As Jesus followers we are called into the Kingdom Life. This blog will help us converse and learn what that means. It will contain thoughts on Scripture, Sermon Reflection, Leadership Training and interesting reads. -Pastor Jeff

Wednesday, May 24, 2017

Day 20: Episode 2 - Beyond the Rules to Relationship

Episode 2:  Exodus 19 – Deuteronomy
Now on the backside of oppression and at that cusp of a New Story, God delivers the terms of the Covenant, establishing for the people this people, this new nation of Israel, made up of 12 tribes, the call to obedience.  It’s the establishment of the Law of Moses.  Stop right there.  I know what you are thinking.  Really?  When God speaks, he immediately establishes a rule book?  Careful…how you interpret this move will have serious implications in your journey of faith.  The Law of Moses isn’t a set of random and arbitrary rules.  It’s the Blueprint for Difference!  God had called this people out from the rest of the nations to give witness to what it means to live as the redeemed of God.

Over the course of Exodus and Leviticus we follow this Blueprint.  It covers the Big 10 that many of us are familiar with.  However, these 10 must be understood within the broader story of redemption.  These weren’t “good guidelines to live by.”  These were the mandate for a Covenant of Relationship.  We are to live sold out to the One True God.  We are to care for one another “to be our brother’s keeper.”  This Law extends beyond the Big 10.  It extends into every area of the life of the people of God.  Nothing is to be kept as their own.  They are to yield their desire to master their own destinies or determine their actions, attitudes, and ambitions.  This Law touches on the collective whole of life, spiritual, physical health, dietary, relational, justice, community, forgiveness, appropriateness, and ultimately their redemption.  This story speaks to lives lived out in full submission to God.  Leviticus can feel dry, however, as a Blueprint it’s amazing to see the kind of difference the “holy people of God” are to be in comparison to their neighbors.  This difference isn’t to flaunt self-righteousness but as a foretaste of an entire world redeemed.

The books of Exodus, Leviticus, Numbers, and Deuteronomy, paint the picture of the beginnings of this Covenantal relationship.  A collection of stories from different times and different traditions paint the picture of a God that had called this people into something special...into a relationship like none other.  And yet we also follow a brutally honest journey, a journey of God’s commands and Israel’s failure...of God’s patience and Israel’s obstinacy.  God says, “Make no graven images” and Israel molds a Golden Calf so that it might have something certain and touchable to worship.  God makes a promise of provision, a land to call their own, but in the face of opposition and uncertainty they fearfully choose to forgo the promise choosing to manage their own security instead of placing their lives in the hands of God.   It becomes the story of 40 long years.  40 long years left wandering in the desert...40 years of learning that God can and will stay true to His Word, even when the fickleness of humanity pervades our relationship with Him.  It’s a story that leads us to an epic set of speeches from Moses in Deuteronomy and his impending death.  Stuck in the desert, what would God’s next move be?  What would their next move be?

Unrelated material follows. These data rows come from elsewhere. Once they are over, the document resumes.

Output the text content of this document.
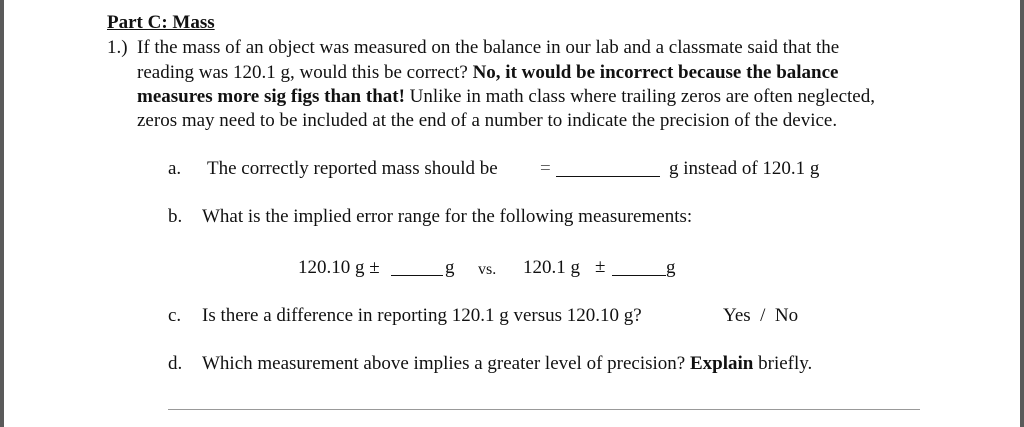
Part C: Mass
1.) If the mass of an object was measured on the balance in our lab and a classmate said that the
reading was 120.1 g, would this be correct? No, it would be incorrect because the balance
measures more sig figs than that! Unlike in math class where trailing zeros are often neglected,
zeros may need to be included at the end of a number to indicate the precision of the device.
a. The correctly reported mass should be =	g instead of 120.1 g
b. What is the implied error range for the following measurements:
120.10 g ±	g vs. 120.1 g ±	g
c. Is there a difference in reporting 120.1 g versus 120.10 g?	Yes  /  No
d. Which measurement above implies a greater level of precision? Explain briefly.
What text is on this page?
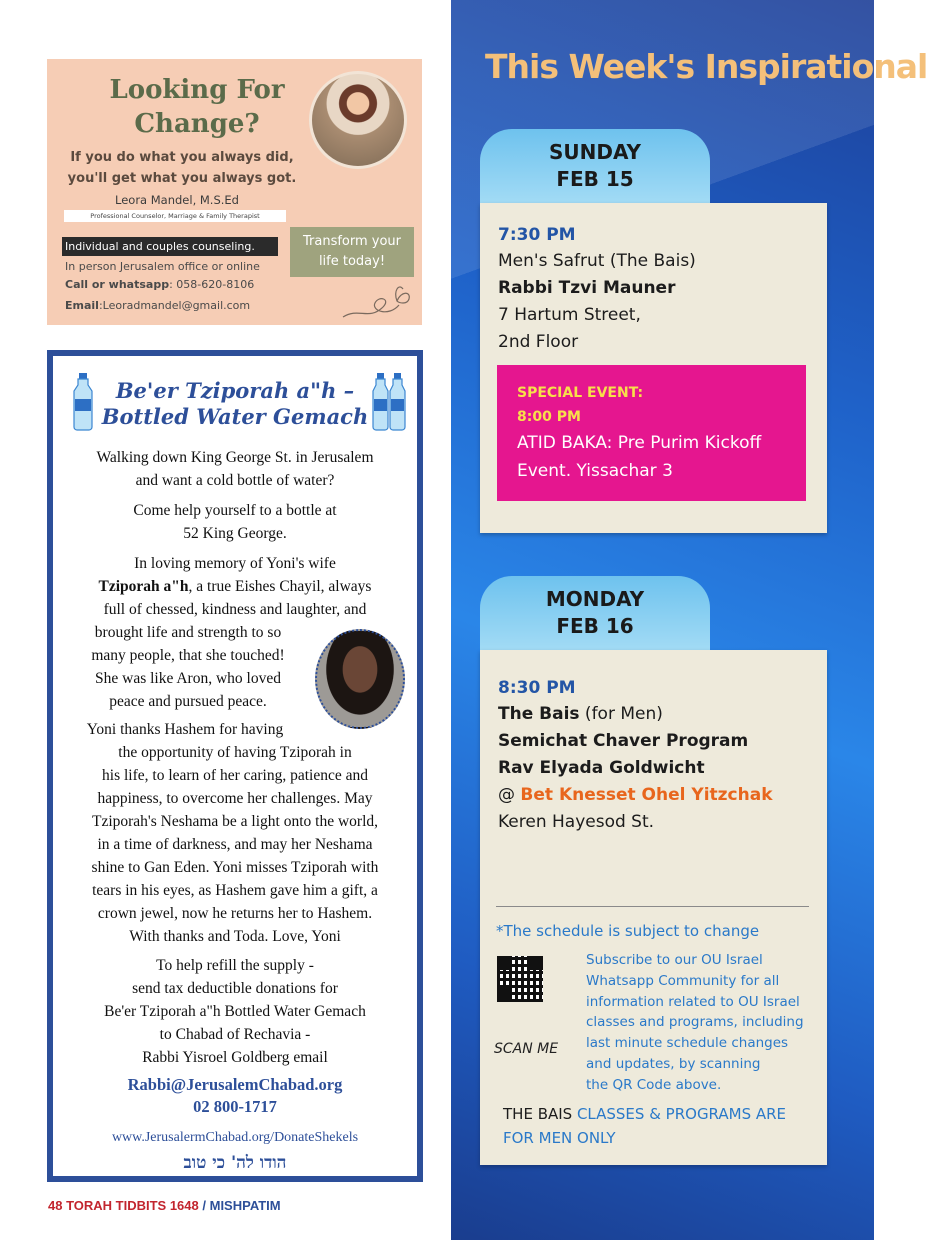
Looking For
Change?
If you do what you always did,
you'll get what you always got.
Leora Mandel, M.S.Ed
Professional Counselor, Marriage & Family Therapist
Individual and couples counseling.
In person Jerusalem office or online
Call or whatsapp: 058-620-8106
Email:Leoradmandel@gmail.com
Transform your
life today!
Be'er Tziporah a"h –
Bottled Water Gemach
Walking down King George St. in Jerusalem
and want a cold bottle of water?
Come help yourself to a bottle at
52 King George.
In loving memory of Yoni's wife
Tziporah a"h, a true Eishes Chayil, always
full of chessed, kindness and laughter, and
brought life and strength to so
many people, that she touched!
She was like Aron, who loved
peace and pursued peace.
Yoni thanks Hashem for having
the opportunity of having Tziporah in
his life, to learn of her caring, patience and
happiness, to overcome her challenges. May
Tziporah's Neshama be a light onto the world,
in a time of darkness, and may her Neshama
shine to Gan Eden. Yoni misses Tziporah with
tears in his eyes, as Hashem gave him a gift, a
crown jewel, now he returns her to Hashem.
With thanks and Toda. Love, Yoni
To help refill the supply -
send tax deductible donations for
Be'er Tziporah a"h Bottled Water Gemach
to Chabad of Rechavia -
Rabbi Yisroel Goldberg email
Rabbi@JerusalemChabad.org
02 800-1717
www.JerusalermChabad.org/DonateShekels
הודו לה' כי טוב
48 TORAH TIDBITS 1648 / MISHPATIM
This Week's Inspirational
SUNDAY
FEB 15
7:30 PM
Men's Safrut (The Bais)
Rabbi Tzvi Mauner
7 Hartum Street,
2nd Floor
SPECIAL EVENT:
8:00 PM
ATID BAKA: Pre Purim Kickoff
Event. Yissachar 3
MONDAY
FEB 16
8:30 PM
The Bais (for Men)
Semichat Chaver Program
Rav Elyada Goldwicht
@ Bet Knesset Ohel Yitzchak
Keren Hayesod St.
*The schedule is subject to change
SCAN ME
Subscribe to our OU Israel
Whatsapp Community for all
information related to OU Israel
classes and programs, including
last minute schedule changes
and updates, by scanning
the QR Code above.
THE BAIS CLASSES & PROGRAMS ARE
FOR MEN ONLY
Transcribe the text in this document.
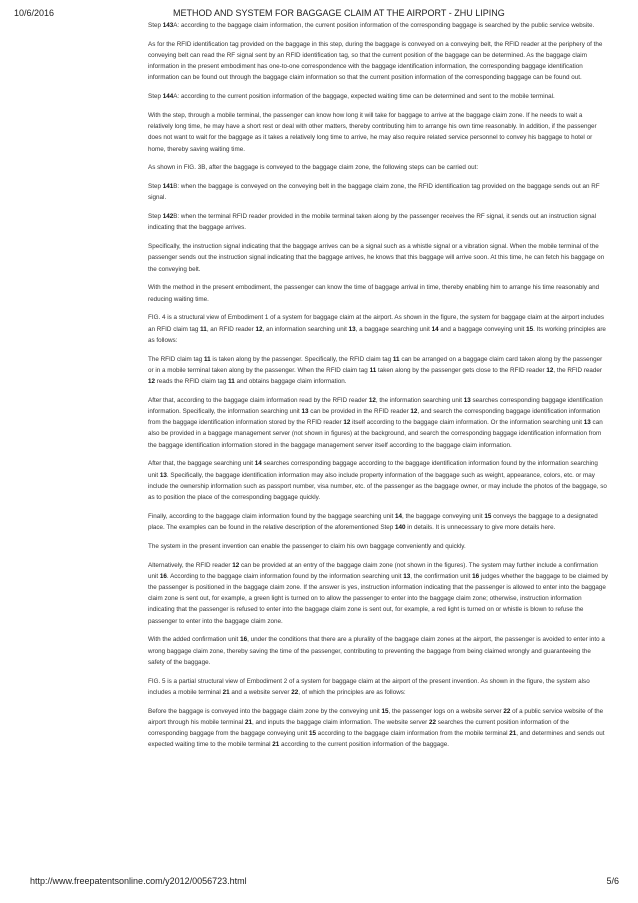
10/6/2016	METHOD AND SYSTEM FOR BAGGAGE CLAIM AT THE AIRPORT - ZHU LIPING

Step 143A: according to the baggage claim information, the current position information of the corresponding baggage is searched by the public service website.

As for the RFID identification tag provided on the baggage in this step, during the baggage is conveyed on a conveying belt, the RFID reader at the periphery of the conveying belt can read the RF signal sent by an RFID identification tag, so that the current position of the baggage can be determined. As the baggage claim information in the present embodiment has one-to-one correspondence with the baggage identification information, the corresponding baggage identification information can be found out through the baggage claim information so that the current position information of the corresponding baggage can be found out.

Step 144A: according to the current position information of the baggage, expected waiting time can be determined and sent to the mobile terminal.

With the step, through a mobile terminal, the passenger can know how long it will take for baggage to arrive at the baggage claim zone. If he needs to wait a relatively long time, he may have a short rest or deal with other matters, thereby contributing him to arrange his own time reasonably. In addition, if the passenger does not want to wait for the baggage as it takes a relatively long time to arrive, he may also require related service personnel to convey his baggage to hotel or home, thereby saving waiting time.

As shown in FIG. 3B, after the baggage is conveyed to the baggage claim zone, the following steps can be carried out:

Step 141B: when the baggage is conveyed on the conveying belt in the baggage claim zone, the RFID identification tag provided on the baggage sends out an RF signal.

Step 142B: when the terminal RFID reader provided in the mobile terminal taken along by the passenger receives the RF signal, it sends out an instruction signal indicating that the baggage arrives.

Specifically, the instruction signal indicating that the baggage arrives can be a signal such as a whistle signal or a vibration signal. When the mobile terminal of the passenger sends out the instruction signal indicating that the baggage arrives, he knows that this baggage will arrive soon. At this time, he can fetch his baggage on the conveying belt.

With the method in the present embodiment, the passenger can know the time of baggage arrival in time, thereby enabling him to arrange his time reasonably and reducing waiting time.

FIG. 4 is a structural view of Embodiment 1 of a system for baggage claim at the airport. As shown in the figure, the system for baggage claim at the airport includes an RFID claim tag 11, an RFID reader 12, an information searching unit 13, a baggage searching unit 14 and a baggage conveying unit 15. Its working principles are as follows:

The RFID claim tag 11 is taken along by the passenger. Specifically, the RFID claim tag 11 can be arranged on a baggage claim card taken along by the passenger or in a mobile terminal taken along by the passenger. When the RFID claim tag 11 taken along by the passenger gets close to the RFID reader 12, the RFID reader 12 reads the RFID claim tag 11 and obtains baggage claim information.

After that, according to the baggage claim information read by the RFID reader 12, the information searching unit 13 searches corresponding baggage identification information. Specifically, the information searching unit 13 can be provided in the RFID reader 12, and search the corresponding baggage identification information from the baggage identification information stored by the RFID reader 12 itself according to the baggage claim information. Or the information searching unit 13 can also be provided in a baggage management server (not shown in figures) at the background, and search the corresponding baggage identification information from the baggage identification information stored in the baggage management server itself according to the baggage claim information.

After that, the baggage searching unit 14 searches corresponding baggage according to the baggage identification information found by the information searching unit 13. Specifically, the baggage identification information may also include property information of the baggage such as weight, appearance, colors, etc. or may include the ownership information such as passport number, visa number, etc. of the passenger as the baggage owner, or may include the photos of the baggage, so as to position the place of the corresponding baggage quickly.

Finally, according to the baggage claim information found by the baggage searching unit 14, the baggage conveying unit 15 conveys the baggage to a designated place. The examples can be found in the relative description of the aforementioned Step 140 in details. It is unnecessary to give more details here.

The system in the present invention can enable the passenger to claim his own baggage conveniently and quickly.

Alternatively, the RFID reader 12 can be provided at an entry of the baggage claim zone (not shown in the figures). The system may further include a confirmation unit 16. According to the baggage claim information found by the information searching unit 13, the confirmation unit 16 judges whether the baggage to be claimed by the passenger is positioned in the baggage claim zone. If the answer is yes, instruction information indicating that the passenger is allowed to enter into the baggage claim zone is sent out, for example, a green light is turned on to allow the passenger to enter into the baggage claim zone; otherwise, instruction information indicating that the passenger is refused to enter into the baggage claim zone is sent out, for example, a red light is turned on or whistle is blown to refuse the passenger to enter into the baggage claim zone.

With the added confirmation unit 16, under the conditions that there are a plurality of the baggage claim zones at the airport, the passenger is avoided to enter into a wrong baggage claim zone, thereby saving the time of the passenger, contributing to preventing the baggage from being claimed wrongly and guaranteeing the safety of the baggage.

FIG. 5 is a partial structural view of Embodiment 2 of a system for baggage claim at the airport of the present invention. As shown in the figure, the system also includes a mobile terminal 21 and a website server 22, of which the principles are as follows:

Before the baggage is conveyed into the baggage claim zone by the conveying unit 15, the passenger logs on a website server 22 of a public service website of the airport through his mobile terminal 21, and inputs the baggage claim information. The website server 22 searches the current position information of the corresponding baggage from the baggage conveying unit 15 according to the baggage claim information from the mobile terminal 21, and determines and sends out expected waiting time to the mobile terminal 21 according to the current position information of the baggage.

http://www.freepatentsonline.com/y2012/0056723.html	5/6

As their story unfolds, they also come to terms with their origin.  Their life in God didn’t happen in a vacuum but began before they had been delivered.  Their lives were the outflow of God’s promises to their forefathers...the elect of God’s grace.  It would be through their patriarchs that God had conceived of this promise.  God had chosen their father Abraham from the Land of Haran and promised him land, descendants, and God’s ongoing presence.  Abraham, this father of faith, whose promise comes in the face of impossibility, too old to conceive and his wife Sarah was without children.  But in the barrenness and desert moments of human experience God brings forth a gift.  This gift is Isaac, the one to whom this blessing is passed.  From Isaac to Jacob, a deceiver and trickster, who will ultimately run out or places to run.  He would be forced to face his broken past and come to terms with his uncertain future.  Wrestling through the night with God, he was wounded and blessed.  It would be from this man that the people would get their name.  Before they were Israel, Jacob’s name would be changed to Israel.  The meaning, “The one that strives with God and prevails.”  Jacob would bear 12 sons, but it would the unfortunate story of his favorite son Joseph that would serve as the important connection with the people of Israel.  It was a life of tragedy, of being sold into slavery, but also of God’s faithfulness, rising to prominence in the land of Egypt that would save the life of his family and serve as the connecting point of how this people eventually became slaves for 400 years.

Jumping back into Luke...
I want to invite you to take some time working through this chapter today.  Jesus is speaking ALOT about the cost of following Him...who makes their way in and who is left out.  How does this affect you?  Where are you challenged?  Where do you find yourself standing in these stories?  Have you heeded the invitation to the Jesus party?  Have you counted the cost?  How do those two stories land side by side?  Party and Cost?